I just posted a new article of mine, “Accountability Claims in Constitutional Law,” that recently came out in the Northwestern University Law Review. The abstract is below. While the piece addresses a range of constitutional doctrines, readers of this blog will be most interested in its treatment of campaign finance regulation. The Supreme Court often asserts that it promotes electoral accountability when it strikes down restrictions on money in politics. Without these restrictions, in the Court’s view, corporations, unions, and other groups are able to deploy more funds to inform voters about incumbents’ records, thus rendering incumbents more accountable.

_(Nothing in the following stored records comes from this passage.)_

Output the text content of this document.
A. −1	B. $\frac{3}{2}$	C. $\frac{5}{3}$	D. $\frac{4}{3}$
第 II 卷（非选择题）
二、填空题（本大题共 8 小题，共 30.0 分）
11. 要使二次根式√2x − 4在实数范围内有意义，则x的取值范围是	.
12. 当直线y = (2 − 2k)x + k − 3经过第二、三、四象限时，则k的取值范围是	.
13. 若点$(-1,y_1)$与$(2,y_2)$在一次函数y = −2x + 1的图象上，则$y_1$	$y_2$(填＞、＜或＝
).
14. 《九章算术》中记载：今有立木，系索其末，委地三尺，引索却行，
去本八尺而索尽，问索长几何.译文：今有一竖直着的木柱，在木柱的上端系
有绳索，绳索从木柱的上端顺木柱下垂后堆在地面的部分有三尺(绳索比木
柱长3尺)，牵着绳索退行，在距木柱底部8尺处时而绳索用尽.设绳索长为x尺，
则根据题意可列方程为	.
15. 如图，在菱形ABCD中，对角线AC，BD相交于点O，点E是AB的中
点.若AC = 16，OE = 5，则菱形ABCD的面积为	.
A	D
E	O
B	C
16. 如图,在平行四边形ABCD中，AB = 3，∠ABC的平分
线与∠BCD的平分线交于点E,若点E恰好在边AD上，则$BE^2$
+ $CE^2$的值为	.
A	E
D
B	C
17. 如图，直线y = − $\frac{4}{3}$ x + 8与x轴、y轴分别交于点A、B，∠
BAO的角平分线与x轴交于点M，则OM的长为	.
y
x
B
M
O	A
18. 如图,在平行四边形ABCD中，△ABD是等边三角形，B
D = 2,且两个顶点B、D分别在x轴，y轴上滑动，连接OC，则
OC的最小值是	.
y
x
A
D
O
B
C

The article explains why this claim is wrong — indeed, backward. First, campaign finance regulation tends to affect incumbents more than challengers. It therefore shrinks the spending advantage that incumbents enjoy over their rivals. Second, incumbents’ smaller spending advantage produces more competitive elections. Races are typically closer when candidates are more evenly matched in resources. And third, voters respond to greater competition by learning more about incumbents’ records and more often voting based on them. Voters respond, that is, by holding incumbents more accountable for their performances. Accordingly, it is campaign finance regulation — not deregulation — that actually fosters greater accountability.

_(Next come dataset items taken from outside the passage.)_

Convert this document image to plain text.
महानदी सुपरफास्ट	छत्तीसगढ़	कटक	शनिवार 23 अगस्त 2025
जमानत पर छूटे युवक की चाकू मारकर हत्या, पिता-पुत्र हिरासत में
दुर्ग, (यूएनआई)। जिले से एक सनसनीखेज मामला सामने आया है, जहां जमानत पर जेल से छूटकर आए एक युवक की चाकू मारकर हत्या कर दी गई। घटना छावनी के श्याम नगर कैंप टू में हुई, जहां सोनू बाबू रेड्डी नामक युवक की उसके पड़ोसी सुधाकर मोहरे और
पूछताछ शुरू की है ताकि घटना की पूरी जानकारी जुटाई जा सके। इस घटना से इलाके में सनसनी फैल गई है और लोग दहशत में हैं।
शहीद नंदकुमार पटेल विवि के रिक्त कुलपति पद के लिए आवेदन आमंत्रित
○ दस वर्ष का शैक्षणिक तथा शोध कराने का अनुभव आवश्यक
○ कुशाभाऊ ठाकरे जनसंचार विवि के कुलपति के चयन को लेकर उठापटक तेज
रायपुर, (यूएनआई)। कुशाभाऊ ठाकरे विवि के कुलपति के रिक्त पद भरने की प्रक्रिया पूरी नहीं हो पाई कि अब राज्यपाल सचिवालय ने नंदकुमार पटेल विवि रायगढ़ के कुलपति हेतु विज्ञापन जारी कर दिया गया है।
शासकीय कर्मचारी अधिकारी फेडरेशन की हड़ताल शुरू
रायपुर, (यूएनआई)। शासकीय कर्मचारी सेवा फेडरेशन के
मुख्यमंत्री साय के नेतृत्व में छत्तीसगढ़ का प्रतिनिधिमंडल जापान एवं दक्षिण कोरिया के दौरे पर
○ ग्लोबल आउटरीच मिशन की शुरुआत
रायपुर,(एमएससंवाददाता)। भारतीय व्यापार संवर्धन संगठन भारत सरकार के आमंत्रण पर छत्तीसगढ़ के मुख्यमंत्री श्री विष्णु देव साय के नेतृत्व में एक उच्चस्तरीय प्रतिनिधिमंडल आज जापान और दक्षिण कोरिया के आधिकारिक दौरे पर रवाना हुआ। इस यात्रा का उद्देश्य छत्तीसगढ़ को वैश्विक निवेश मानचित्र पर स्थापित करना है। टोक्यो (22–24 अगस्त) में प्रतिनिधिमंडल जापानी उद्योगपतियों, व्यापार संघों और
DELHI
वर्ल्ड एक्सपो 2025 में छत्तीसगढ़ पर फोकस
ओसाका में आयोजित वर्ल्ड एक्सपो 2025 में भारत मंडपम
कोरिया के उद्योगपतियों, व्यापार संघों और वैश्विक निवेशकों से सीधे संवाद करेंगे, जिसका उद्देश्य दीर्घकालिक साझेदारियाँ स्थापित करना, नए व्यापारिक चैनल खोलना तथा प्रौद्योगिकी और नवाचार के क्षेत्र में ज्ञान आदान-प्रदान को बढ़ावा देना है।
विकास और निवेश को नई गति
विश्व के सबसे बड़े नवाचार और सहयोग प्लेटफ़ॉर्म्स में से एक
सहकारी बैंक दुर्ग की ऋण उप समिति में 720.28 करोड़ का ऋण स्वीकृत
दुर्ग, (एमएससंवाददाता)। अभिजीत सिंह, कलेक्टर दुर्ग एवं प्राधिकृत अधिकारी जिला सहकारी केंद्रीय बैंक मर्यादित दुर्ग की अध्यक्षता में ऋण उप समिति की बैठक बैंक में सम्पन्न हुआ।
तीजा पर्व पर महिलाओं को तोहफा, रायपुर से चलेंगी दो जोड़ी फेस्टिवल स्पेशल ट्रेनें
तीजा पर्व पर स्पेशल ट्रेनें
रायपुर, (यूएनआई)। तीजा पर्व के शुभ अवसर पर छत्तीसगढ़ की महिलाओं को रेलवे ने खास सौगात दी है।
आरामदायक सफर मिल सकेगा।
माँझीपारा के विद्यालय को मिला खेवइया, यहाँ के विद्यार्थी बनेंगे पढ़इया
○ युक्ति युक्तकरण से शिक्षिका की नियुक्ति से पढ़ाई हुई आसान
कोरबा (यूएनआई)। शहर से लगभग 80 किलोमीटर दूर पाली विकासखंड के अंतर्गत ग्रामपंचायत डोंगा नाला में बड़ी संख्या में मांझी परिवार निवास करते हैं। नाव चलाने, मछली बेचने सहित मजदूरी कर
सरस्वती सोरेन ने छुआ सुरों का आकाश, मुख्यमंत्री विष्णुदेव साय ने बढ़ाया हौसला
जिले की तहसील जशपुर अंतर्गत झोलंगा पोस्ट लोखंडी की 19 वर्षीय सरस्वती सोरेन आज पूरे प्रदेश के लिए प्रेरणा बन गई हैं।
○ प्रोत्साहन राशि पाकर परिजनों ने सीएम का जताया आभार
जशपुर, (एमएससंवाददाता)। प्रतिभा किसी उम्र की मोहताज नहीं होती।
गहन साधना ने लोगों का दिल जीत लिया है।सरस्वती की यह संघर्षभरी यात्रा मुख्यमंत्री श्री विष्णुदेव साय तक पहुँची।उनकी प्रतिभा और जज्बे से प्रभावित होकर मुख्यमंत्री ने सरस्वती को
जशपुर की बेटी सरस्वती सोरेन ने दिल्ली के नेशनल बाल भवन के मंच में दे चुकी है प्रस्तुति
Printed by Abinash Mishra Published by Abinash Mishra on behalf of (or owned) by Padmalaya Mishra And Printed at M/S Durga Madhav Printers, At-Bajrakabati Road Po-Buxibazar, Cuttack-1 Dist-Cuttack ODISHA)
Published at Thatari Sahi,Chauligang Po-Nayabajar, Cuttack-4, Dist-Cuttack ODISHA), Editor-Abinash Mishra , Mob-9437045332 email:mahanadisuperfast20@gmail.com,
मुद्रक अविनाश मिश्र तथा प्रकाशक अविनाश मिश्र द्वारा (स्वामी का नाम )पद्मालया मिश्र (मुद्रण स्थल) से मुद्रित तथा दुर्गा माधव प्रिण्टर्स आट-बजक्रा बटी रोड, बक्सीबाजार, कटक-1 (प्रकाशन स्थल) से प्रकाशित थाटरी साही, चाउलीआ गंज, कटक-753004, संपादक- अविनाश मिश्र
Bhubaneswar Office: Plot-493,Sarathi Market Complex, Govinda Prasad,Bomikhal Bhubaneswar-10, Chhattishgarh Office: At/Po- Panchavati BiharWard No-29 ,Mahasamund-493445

Several of the Supreme Court’s most controversial constitutional doctrines hinge on claims about electoral accountability. Restrictions on the President’s power to remove agency heads are disfavored because they reduce the President’s accountability for agency actions. Congress cannot delegate certain decisions to agencies because then Congress is less accountable for those choices. State governments cannot be federally commandeered because such conscription lessens their accountability. And campaign spending must be unregulated so that more information reaches voters and helps them to reward or punish incumbents for their performances.

There is just one problem with these claims. They are wrong—at least for the most part. To illustrate their error, I identify four conditions that must be satisfied in order for incumbents to be held accountable. Voters must (1) know about incumbents’ records, (2) form judgments about them, (3) attribute responsibility for them, and (4) cast ballots based on these judgments and attributions. I then present extensive empirical evidence showing that these conditions typically are not met in the scenarios contemplated by the Court. The crux of the problem is that voters are less informed than the Court supposes, more likely to be biased by their partisan affiliations, and less apt to vote retrospectively than in some other way. Accountability thus does not rise in response to the Court’s interventions—at least not much.

The qualifiers, though, are important. If the Court’s claims are mostly wrong, then they are partly right. If accountability does not rise much due to the Court’s efforts, then it does go up a bit. These points are established by the same studies that document the general inadequacy of the Court’s reasoning. With respect to certain voters in certain settings, accountability is influenced by presidential control over agencies, congressional delegation to agencies, federal commandeering of state governments, and regulation of campaign spending. That is why this Article discounts accountability as a constitutional value but not does reject it altogether.